What I find interesting is that he’s blogging from a very human perspective. In a world where many of us consider both articling and the early years of practice in ‘big firm’ context, I have to think Bo’s immediate future & choices are a more common experience than we imagine. I think about how many students get hired back each year. Some years that percentage is high, but sometimes that number is scary low. The choice to leave, as in Bo’s case, can also be in the new lawyer’s hands. Either way, creating an opportunity for one’s future can’t be an easy task – especially for someone coming directly out of articling.

The topics that Bo is blogging about are also interesting. Should he practice virtually out of his home, or shack-up with a more senior lawyer? How to create the paperless office? Or his comments about facing the finality of leaving the firm where he’s articled, and the relationships he’s leaving behind.

I think we’re all struck on occasion about the brutal nature of law firms. While it is a business, and all businesses can be tough in this way, Student & Associate turnover rates are difficult to watch. Alumni programs are put in place to manage these former relationships, but the “In-or-Out of the pack” component has to take a toll. Moving forward in a positive way with one’s career after this type of experience must be a tough proposition.

I look at Bo’s blog and have to think: 1) his situation must happen all the time, and 2) if he keeps blogging with the passion he’s started with, there are a number of lawyers out there that might benefit from his documented experience.
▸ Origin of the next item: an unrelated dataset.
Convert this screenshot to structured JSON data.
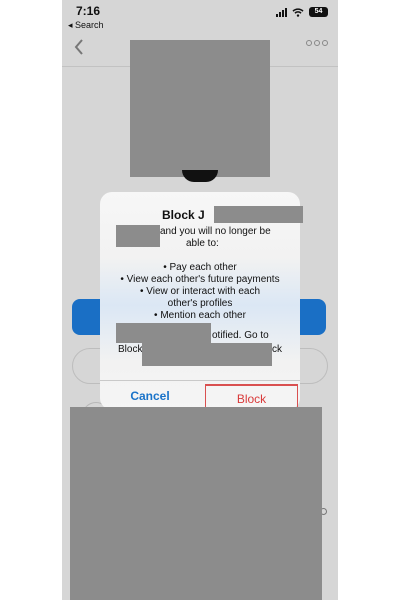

There might also be a criminal lawyer out there that gets to know him, routes a few files to get him started, or advises him along the way. Again, thinking outside the ‘big firm’ experience, how else would mentoring for a solo happen?


  1. I agree Steven. He must also have alot of confidence in himself to be able to strike out on his own this early on in his career. I know of a couple of classmates from law school who did that. Never found out how they were doing though… Good luck to him!